In 2018 and ’19, five of the Redskins’ 10 highest cap hits were their own draft picks. In 2007 and ’08, only two of the top 10 were drafted by Washington.
The Redskins have retained some of their picks — Ryan Kerrigan, Jordan Reed and Trent Williams all received big contracts — but let others leave. Inside Redskins Park, numerous people say there has been more focus on the draft in recent years — and a lot more talk about compensatory picks. They have three this year and probably will have at least one in 2020.
Over the past four years, the Redskins have drafted 35 players — their most in a four-year span since 1990-93. The draft lasted 12 rounds until 1992 and eight in ’93 before settling on the current seven rounds.
“The draft gives you the best opportunity to build the core of your team,” Redskins president Bruce Allen said. “Free agency, very few times will we be able to get a player like Landon who is 25 years old, in the peak of his career, with great leadership skills and character. When that opportunity is there we’ll do it, whether in free agency or a trade. Last year we had just acquired [quarterback] Alex [Smith]. We saw him as a blue-chip player and someone who can help us. We’ll still look into trades whenever possible.”
They need to hit on more picks. Of their past five second-round picks, only two remain on the roster — linebacker Ryan Anderson, who might start at outside linebacker; and running back Derrius Guice, who is coming off a torn ACL.
But this focus has made them a younger team. At one point this season, they had 28 of their own draft picks on the roster and 33 homegrown players.
According to the Elias Sports Bureau, their average age at the start of the season since 2012 has been above 26 only once. From 2000 to 2011, it was always at least 27 years old — and they had the oldest roster, or second oldest, seven times.
Why hasn’t it worked
The Redskins have been beset by injuries the past two years — a combined 47 players finished those seasons on injured reserve, which clearly impacted their on-field success.
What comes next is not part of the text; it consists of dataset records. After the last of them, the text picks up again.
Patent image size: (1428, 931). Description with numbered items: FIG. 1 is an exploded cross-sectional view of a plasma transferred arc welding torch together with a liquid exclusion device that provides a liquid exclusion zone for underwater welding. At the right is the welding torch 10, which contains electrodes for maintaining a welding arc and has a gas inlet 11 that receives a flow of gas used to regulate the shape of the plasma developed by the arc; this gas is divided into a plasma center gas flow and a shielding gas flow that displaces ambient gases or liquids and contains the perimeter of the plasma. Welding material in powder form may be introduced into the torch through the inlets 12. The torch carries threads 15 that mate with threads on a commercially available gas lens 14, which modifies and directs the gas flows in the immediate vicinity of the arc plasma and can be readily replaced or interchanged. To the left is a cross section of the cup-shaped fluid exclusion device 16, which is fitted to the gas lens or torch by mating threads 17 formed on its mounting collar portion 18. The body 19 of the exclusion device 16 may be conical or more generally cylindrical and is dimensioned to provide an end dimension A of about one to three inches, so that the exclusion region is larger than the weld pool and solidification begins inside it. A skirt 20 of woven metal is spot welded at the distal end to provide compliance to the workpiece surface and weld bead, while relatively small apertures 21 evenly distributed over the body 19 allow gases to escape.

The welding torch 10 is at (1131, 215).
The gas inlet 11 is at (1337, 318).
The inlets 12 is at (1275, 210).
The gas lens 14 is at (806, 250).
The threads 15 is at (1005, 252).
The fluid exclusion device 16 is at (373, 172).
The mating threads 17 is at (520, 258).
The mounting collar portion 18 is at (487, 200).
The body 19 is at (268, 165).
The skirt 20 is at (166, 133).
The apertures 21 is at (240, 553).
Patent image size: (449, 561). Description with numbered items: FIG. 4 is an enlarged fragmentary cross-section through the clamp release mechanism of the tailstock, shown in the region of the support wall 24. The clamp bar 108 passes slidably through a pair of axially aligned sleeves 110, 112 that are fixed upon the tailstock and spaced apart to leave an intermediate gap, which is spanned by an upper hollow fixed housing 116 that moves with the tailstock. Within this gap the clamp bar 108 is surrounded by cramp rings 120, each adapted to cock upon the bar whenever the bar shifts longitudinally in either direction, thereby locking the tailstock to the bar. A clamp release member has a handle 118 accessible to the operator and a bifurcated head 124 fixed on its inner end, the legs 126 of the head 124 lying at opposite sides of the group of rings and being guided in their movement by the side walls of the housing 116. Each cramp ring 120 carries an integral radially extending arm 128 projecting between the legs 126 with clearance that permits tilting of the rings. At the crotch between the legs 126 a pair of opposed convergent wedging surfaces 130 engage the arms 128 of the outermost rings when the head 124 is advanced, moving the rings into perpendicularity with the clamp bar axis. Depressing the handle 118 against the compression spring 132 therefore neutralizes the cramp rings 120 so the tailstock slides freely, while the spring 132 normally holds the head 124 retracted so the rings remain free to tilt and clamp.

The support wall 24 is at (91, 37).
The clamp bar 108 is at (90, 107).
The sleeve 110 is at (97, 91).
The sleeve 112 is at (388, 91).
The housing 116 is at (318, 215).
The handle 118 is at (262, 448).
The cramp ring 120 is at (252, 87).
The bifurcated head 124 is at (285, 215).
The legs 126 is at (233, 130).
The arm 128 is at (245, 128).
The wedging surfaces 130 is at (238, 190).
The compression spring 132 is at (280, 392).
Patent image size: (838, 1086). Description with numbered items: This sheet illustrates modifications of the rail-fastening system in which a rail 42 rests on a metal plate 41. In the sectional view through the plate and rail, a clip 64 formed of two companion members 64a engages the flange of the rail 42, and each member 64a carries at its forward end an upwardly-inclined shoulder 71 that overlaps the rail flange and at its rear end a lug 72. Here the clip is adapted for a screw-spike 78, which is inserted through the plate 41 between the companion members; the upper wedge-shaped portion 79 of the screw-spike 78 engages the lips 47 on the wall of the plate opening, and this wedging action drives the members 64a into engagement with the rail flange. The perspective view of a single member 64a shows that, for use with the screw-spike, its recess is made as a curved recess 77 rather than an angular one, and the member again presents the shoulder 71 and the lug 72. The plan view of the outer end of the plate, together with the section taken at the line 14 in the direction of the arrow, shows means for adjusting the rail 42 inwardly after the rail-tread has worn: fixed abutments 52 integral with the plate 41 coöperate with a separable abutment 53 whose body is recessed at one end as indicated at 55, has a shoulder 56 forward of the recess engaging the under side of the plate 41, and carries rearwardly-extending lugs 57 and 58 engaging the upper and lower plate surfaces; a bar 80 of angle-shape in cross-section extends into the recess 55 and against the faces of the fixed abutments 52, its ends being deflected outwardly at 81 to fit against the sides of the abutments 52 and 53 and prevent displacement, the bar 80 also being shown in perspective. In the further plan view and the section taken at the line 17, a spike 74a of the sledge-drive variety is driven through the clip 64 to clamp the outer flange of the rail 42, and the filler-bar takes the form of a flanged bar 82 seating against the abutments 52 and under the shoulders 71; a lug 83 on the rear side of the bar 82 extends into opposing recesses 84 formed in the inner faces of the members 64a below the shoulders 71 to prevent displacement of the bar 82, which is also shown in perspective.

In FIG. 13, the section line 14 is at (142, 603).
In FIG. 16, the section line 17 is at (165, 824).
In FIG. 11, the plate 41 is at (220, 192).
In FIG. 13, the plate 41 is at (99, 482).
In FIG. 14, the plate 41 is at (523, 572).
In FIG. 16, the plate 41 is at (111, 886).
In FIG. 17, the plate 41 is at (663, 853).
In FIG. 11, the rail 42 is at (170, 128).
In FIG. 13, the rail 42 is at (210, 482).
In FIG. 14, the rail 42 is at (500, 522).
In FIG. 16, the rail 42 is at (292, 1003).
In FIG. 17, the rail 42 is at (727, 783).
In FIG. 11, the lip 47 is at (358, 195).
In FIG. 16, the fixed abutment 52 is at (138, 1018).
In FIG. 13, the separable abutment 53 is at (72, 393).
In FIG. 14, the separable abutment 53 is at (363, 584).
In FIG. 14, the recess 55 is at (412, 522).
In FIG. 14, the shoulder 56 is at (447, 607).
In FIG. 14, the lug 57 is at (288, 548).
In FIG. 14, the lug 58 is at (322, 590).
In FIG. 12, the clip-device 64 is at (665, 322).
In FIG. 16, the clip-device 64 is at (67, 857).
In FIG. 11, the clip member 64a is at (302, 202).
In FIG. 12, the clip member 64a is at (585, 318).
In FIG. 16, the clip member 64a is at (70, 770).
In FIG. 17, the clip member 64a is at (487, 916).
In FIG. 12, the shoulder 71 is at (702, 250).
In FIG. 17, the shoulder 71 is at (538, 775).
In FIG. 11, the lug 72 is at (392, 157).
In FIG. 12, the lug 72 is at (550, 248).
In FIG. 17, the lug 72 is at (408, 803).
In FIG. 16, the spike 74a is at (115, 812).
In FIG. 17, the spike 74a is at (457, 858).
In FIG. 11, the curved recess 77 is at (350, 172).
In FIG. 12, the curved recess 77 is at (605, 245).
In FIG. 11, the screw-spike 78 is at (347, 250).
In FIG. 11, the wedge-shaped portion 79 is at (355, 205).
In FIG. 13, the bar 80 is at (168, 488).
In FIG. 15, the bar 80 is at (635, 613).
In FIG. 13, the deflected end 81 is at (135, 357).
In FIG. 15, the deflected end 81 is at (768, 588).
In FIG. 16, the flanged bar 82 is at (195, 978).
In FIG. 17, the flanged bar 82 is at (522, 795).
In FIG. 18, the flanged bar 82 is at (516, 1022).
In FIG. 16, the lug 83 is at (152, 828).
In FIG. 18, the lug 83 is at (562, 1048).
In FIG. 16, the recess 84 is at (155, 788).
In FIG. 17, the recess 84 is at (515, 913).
But other issues have impeded success: Coach Jay Gruden has said (as have others who have dealt with the franchise) that the front office and coaches need to be on the “same page.” That leads to the front office and coaching staff not always being in accord on players.
They need their big-time money players to produce at a commensurate level; too many of them, for whatever reason, have not. They’ve had three defensive coordinators during Gruden’s tenure.
What the fans want, though, is a strategy that leads to winning. At the NFL owners meetings in March, Allen was asked to evaluate his own job performance.
“I’m 7-9; so is everybody,” he said. “I do understand the fans … they want the Redskins to win. The last two years we’re 7-9 and it’s not a great taste in your mouth. It’s not 0-16, but 7-9 leaves a bitter taste.”
That doesn’t mean they’ll revisit what they’re doing.
“No,” Allen said. “We’ve got to work harder. We’ve got to find the players who will give us the opportunity to win, and put them in the right position to win.”